Ellison, que completa este sábado 80 anos, é uma das presenças com maior longevidade em Silicon Valley, com um legado de quase cinco décadas. A relevância do berço de onde saíram muitas das inovações que mudaram o mundo deve-se à Oracle, a tecnológica de software para empresas que fundou em 1977. O que começou por uma ideia para revolucionar as bases de dados é hoje uma empresa muito diferente, com presença na cloud e que até beneficia da expansão da inteligência artificial (IA) generativa.
Mesmo que já tenha ultrapassado a idade da reforma, continua a ser o diretor de tecnologia da Oracle e o presidente do conselho de administração. Até 2014 era o CEO, mas decidiu entregar as chaves do reino a Safra Catz, uma das principais executivas da empresa. Continua a ser o principal acionista da Oracle, com uma participação de 42%, que também lhe confere a fatia de leão da fortuna estimada de 151 mil milhões de dólares (137,46 mil milhões de euros). O suficiente para ocupar o sexto lugar da lista dos mais ricos da Bloomberg, logo atrás de um dos seus principais rivais dos anos 90: Bill Gates, o homem forte da Microsoft.
Larry Ellison não dá sinais de querer afastar-se do mundo dos negócios. Tem investimentos na Salesforce, na Tesla e várias apostas no mundo do imobiliário, incluindo na ilha de Lanai, no Havaí, onde é dono de 98% do território e onde mora permanentemente desde 2020. É na ilha que tem dois luxuosos resorts. Esta semana, foi conhecido mais um investimento imobiliário de Ellison: o Eau Palm Beach Resort & Spa, uma propriedade de 309 quartos em Manalapa, a poucos quilómetros de Mar–a-Lago. Fora dos EUA, tem uma propriedade no Japão.
Ellison é o que se pode chamar de self-made man e já conseguiu criar a sua própria dinastia de negócios: o filho, David, é o CEO da Paramount Global após a aquisição feita pela Skydance Media. A filha, Megan, é a fundadora da Annapurna Pictures e produtora de filmes como “Her”, “American Hustle” e “Phantom Thread”. Tem ainda mais dois filhos pequenos, de relações mais recentes.
Lawrence Joseph Ellison nasceu a 17 de agosto de 1944, no Bronx, em Nova Iorque.
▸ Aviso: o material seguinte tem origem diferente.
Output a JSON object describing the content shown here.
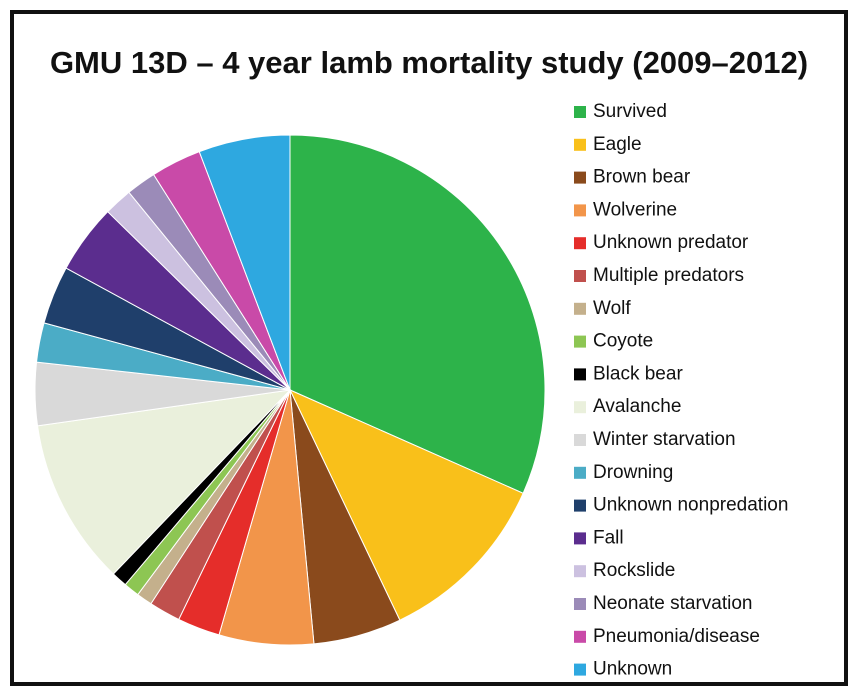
{
  "chart_data": {
    "type": "pie",
    "title": "GMU 13D – 4 year lamb mortality study (2009–2012)",
    "categories": [
      "Survived",
      "Eagle",
      "Brown bear",
      "Wolverine",
      "Unknown predator",
      "Multiple predators",
      "Wolf",
      "Coyote",
      "Black bear",
      "Avalanche",
      "Winter starvation",
      "Drowning",
      "Unknown nonpredation",
      "Fall",
      "Rockslide",
      "Neonate starvation",
      "Pneumonia/disease",
      "Unknown"
    ],
    "values": [
      31.7,
      11.3,
      5.6,
      6.0,
      2.7,
      2.0,
      1.0,
      1.0,
      1.0,
      10.6,
      4.0,
      2.5,
      3.7,
      4.4,
      1.8,
      1.9,
      3.2,
      5.8
    ],
    "colors": [
      "#2db34a",
      "#f9c01a",
      "#8a4a1c",
      "#f2954a",
      "#e52d2a",
      "#c0504d",
      "#c4b08c",
      "#8dc653",
      "#000000",
      "#eaf0dc",
      "#d9d9d9",
      "#4bacc6",
      "#1f3f6b",
      "#5b2d8e",
      "#ccc1e0",
      "#9b8bb8",
      "#c94aa8",
      "#2ea8e0"
    ],
    "legend": "right"
  }
}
Filho de uma mãe solteira, Florence Spellman, apanhou pneumonia quando tinha nove meses. Quase morreu e a mãe enviou o pequeno Larry para casa dos seus tios, em Chicago, a quase 1.300 quilómetros de distância — Lillian e Louis Ellison adotaram o sobrinho-neto. Louis Ellison era um imigrante russo que recebeu o sobrenome quando chegou a Ellis Island, uma das principais portas de entrada nos Estados Unidos para muitos imigrantes.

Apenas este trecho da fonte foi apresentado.